Negli ultimi anni lo sviluppo delle tecniche mini-invasive ha caratterizzato l’evoluzione della chirurgia anche in ambito cardiochirugico. Interventi meno traumatici, cicatrici ridotte, meno giorni di degenza e una ripresa dell’attività lavorativa più veloce: ecco alcuni vantaggi che offre la chirurgia mini-invasiva, una metodica che negli ultimi anni si è molto diffusa e che promette sviluppi importanti per il futuro.
Abbiamo intervistato il dott. Vincenzo Arena, responsabile del Dipartimento Cardiovascolare di Humanitas Gavazzeni a Bergamo.
Dott. Arena, a che punto è oggi la cardiochirurgia mini-invasiva?
“La filosofia di base è ridurre al massimo, quando possibile, il gesto chirurgico. La riduzione dell’invasività chirurgica poggia su una modificazione radicale e profonda della tecniche e degli strumenti, che si sono progressivamente evoluti. La stessa sala operatoria si sta sempre più riempiendo di apparecchiature sofisticate e sistemi di visione che si sostituiscono alle tradizionali e pittoresche scialitiche, le lampade da sala operatoria”.
Quali sono gli interventi che si eseguono più frequentemente con le tecniche mini-invasive?
“Le tecniche mini-invasive in ambito cardiochirurgico si differenziano a seconda della parte interessata che si deve operare. Le coronarie sono adagiate sulla superficie esterna del cuore, le valvole sono invece situate all’interno del muscolo cardiaco e possono essere raggiunte solo dopo avere arrestato ed aperto il cuore, mentre sulle prime si può intervenire a cuore chiuso e battente.

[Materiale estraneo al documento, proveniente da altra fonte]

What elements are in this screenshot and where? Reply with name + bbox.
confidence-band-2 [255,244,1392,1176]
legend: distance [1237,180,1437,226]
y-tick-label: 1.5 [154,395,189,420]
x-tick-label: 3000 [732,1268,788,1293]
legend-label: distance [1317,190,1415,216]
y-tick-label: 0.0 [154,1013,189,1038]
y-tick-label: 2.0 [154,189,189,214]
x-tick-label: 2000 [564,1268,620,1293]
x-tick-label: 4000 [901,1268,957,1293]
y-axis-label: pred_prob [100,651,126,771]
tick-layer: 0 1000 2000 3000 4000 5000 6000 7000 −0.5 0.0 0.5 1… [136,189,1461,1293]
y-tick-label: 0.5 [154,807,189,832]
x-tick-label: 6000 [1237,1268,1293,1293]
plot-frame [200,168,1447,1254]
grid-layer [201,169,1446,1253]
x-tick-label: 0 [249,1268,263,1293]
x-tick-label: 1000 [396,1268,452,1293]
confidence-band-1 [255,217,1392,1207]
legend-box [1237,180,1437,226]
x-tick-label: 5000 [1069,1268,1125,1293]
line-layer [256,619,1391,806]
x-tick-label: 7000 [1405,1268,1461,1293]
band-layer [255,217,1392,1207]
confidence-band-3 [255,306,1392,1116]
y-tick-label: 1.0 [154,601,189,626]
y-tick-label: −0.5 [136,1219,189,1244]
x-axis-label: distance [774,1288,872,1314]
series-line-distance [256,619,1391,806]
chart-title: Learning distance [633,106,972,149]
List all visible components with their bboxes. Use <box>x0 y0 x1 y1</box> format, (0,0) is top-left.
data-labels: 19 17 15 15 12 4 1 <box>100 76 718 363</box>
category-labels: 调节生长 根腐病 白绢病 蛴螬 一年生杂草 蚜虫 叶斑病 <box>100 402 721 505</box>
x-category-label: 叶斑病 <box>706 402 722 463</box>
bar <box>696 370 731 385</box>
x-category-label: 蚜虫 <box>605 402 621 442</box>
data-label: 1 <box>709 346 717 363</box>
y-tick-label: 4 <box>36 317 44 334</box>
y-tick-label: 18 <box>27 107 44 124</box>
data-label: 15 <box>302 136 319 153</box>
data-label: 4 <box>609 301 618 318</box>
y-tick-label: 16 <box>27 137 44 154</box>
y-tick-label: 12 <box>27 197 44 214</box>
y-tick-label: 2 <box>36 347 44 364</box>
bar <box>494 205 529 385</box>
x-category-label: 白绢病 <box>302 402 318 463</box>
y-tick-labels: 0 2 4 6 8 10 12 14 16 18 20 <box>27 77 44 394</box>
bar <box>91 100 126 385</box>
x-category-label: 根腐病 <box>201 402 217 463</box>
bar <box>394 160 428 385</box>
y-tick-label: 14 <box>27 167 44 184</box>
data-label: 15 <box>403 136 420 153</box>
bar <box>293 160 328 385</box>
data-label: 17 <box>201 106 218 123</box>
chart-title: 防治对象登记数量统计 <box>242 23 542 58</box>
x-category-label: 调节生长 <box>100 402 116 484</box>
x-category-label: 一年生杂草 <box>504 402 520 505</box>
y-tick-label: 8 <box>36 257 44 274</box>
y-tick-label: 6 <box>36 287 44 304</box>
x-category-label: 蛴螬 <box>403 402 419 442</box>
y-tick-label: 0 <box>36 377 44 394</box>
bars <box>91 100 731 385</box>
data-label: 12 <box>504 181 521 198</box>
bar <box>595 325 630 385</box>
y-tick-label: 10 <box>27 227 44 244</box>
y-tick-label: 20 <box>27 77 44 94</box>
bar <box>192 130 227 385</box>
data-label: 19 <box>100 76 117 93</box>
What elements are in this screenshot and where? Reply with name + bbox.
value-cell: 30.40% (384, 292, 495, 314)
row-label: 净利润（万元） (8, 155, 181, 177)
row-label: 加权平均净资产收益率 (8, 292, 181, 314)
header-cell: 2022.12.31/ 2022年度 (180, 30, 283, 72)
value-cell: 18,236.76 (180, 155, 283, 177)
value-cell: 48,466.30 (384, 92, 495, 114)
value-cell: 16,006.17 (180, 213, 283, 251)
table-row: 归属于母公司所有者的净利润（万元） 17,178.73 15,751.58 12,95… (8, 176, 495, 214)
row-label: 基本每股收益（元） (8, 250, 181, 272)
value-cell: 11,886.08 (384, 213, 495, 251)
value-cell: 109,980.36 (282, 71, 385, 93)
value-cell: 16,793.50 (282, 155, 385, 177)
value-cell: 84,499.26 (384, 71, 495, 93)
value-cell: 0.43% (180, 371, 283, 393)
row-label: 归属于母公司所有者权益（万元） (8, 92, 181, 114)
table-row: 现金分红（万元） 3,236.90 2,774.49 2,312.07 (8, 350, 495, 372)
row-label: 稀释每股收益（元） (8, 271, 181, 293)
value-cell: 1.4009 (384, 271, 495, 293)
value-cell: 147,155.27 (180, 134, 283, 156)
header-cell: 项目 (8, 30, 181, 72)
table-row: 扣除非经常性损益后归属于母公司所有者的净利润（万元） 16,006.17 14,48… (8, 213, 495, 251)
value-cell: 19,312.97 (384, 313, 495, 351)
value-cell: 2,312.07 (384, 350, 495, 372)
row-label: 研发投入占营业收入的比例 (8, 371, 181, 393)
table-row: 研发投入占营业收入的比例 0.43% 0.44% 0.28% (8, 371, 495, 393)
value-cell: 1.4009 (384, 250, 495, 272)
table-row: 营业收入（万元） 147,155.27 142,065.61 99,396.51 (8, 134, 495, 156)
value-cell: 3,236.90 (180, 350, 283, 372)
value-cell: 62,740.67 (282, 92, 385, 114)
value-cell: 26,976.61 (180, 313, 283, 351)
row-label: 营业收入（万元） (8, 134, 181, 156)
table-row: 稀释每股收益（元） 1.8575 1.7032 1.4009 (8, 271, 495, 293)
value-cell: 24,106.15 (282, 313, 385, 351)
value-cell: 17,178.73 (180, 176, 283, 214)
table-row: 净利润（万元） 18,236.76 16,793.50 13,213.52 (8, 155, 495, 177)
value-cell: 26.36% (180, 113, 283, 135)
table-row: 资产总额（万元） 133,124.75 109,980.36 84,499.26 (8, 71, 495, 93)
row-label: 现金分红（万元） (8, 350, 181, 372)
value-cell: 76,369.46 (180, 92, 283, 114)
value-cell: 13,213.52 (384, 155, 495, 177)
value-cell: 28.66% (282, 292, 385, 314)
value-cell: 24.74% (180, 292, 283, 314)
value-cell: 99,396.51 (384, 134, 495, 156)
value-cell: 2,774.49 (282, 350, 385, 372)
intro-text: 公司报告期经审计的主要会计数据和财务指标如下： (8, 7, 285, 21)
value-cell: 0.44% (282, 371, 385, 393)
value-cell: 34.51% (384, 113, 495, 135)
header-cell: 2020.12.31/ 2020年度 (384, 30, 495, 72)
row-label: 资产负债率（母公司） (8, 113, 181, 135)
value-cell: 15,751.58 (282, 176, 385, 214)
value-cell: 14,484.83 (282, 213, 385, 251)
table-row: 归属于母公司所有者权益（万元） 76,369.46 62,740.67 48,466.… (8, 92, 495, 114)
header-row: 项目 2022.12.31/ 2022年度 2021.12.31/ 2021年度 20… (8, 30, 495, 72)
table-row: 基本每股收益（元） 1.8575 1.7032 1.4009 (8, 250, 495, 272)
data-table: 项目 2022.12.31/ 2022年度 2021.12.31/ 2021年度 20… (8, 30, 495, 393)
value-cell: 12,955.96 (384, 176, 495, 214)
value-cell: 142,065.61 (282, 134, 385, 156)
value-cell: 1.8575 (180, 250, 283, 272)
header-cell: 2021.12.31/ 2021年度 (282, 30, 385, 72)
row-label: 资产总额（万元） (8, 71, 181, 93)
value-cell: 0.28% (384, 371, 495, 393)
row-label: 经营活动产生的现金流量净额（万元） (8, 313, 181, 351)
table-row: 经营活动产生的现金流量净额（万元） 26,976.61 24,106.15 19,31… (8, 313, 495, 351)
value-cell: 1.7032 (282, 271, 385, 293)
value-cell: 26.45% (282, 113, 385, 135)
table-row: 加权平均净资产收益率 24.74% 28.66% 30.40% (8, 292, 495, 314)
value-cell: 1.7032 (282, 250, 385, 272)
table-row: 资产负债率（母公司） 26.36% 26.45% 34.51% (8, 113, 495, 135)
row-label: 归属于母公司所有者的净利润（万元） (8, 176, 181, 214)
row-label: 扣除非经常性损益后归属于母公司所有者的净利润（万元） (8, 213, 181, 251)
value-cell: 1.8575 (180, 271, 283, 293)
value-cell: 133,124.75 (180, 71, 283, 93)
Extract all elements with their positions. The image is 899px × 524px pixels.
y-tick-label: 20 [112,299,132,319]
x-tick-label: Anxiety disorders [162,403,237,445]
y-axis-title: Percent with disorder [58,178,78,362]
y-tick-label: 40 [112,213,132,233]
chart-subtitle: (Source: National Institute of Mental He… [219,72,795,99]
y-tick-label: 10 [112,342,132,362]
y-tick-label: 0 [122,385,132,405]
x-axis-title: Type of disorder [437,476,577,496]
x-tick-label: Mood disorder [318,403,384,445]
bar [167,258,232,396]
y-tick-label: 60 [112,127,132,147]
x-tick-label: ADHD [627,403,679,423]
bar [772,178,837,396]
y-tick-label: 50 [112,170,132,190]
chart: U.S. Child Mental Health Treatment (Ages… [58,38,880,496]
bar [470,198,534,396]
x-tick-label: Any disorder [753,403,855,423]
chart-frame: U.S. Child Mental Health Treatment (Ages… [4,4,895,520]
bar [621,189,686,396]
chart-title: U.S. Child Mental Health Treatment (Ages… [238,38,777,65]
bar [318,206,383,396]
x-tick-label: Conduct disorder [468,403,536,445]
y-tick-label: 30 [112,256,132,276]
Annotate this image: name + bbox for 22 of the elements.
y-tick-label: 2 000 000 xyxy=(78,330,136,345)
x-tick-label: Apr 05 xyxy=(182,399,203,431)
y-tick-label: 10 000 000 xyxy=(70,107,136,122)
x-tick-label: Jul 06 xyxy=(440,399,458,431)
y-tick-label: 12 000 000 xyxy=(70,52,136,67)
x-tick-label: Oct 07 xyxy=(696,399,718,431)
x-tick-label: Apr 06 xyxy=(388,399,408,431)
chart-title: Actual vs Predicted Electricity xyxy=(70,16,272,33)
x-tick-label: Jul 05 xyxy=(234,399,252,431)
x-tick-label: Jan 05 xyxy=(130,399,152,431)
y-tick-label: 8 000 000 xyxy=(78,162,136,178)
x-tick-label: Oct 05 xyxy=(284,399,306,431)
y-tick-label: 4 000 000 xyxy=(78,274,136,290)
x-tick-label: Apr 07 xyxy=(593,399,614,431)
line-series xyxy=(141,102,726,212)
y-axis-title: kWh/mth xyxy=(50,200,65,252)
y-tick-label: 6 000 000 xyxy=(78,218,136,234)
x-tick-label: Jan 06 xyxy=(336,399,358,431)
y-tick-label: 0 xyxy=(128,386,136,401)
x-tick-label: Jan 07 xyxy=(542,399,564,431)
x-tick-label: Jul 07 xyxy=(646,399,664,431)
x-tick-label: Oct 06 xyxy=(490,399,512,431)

La chirurgia coronarica ha sperimentato per prima l’introduzione di tecniche minivasive per la rivascolarizzazione miocardica a cuore battente. La mini-invasività consiste nella possibilità di effettuare interventi di rivascolarizzazione miocardica attraverso piccole incisioni e senza la circolazione extracorporea, con l’uso di stabilizzatori, strumenti che hanno come scopo quello di immobilizzare completamente quella parte di cuore dove risiede il tratto di coronaria interssato dall’intervento. Oggi si possono effettuare by-pass aortocoronarici, anche complessi, in circa il 40/50 per cento dei casi a cuore battente, attraverso una sternotomia (taglio dell’osso) ridotta, oppure con piccole incisioni del torace (MTS, minitoracotomia sinistra), utilizzando l’arteria mammaria interna per rivascolarizzare la principale arteria del cuore (IVA). Questo tipo di rivascolarizzazione è stato anche effettuato presso il nostro ospedale in anestesia peridurale a paziente sveglio”.
Che caratteristiche ha la chirurgia valvolare?
“Tra gli interventi più frequenti ci sono la riparazione o la sostituzione della valvola mitrale o aortica, che presuppongono l’arresto momentaneo della funzione cardiaca, dato che ogni intervento su questi apparati implica per ragioni anatomiche l’apertura delle cavità cardiache o del tratto ascendente dell’aorta. La mini-invasività in questo caso consiste nell’evitare l’accesso tradizionale, che comporta la sezione dello sterno e nel praticare un’incisione che consente di raggiungere unicamente la valvola malata. L’incisione chirurgica varia dai 10 ai 7 fino ai 3 cm. La circolazione extra-corporea è indispensabile e viene impiantata attraverso le arterie femorali con cannule lunghe e flessibili che arrivano fino al cuore. Il chirurgo è guidato da un ecocardiografo che utilizza una sonda introdotta attraverso l’esofago, in grado di fornire immagini molto chiare del distretto cardiaco per interventi di massima precisione. Mentre la valvola mitrale e la tricuspide vengono più spesso riparate, la valvola aortica viene più spesso sostituita. La durata dell’operazione è più breve di quella tradizionale”.
Quali sono i vantaggi per il paziente che viene operato con queste tecniche?
“Un minore traumatismo, una ridotta incidenza di infezioni e un recupero dallo stress chirurgico più veloce. Il paziente viene precocemente reinserito nel suo contesto sociale, l’integrità fisica è maggiormente rispettata”.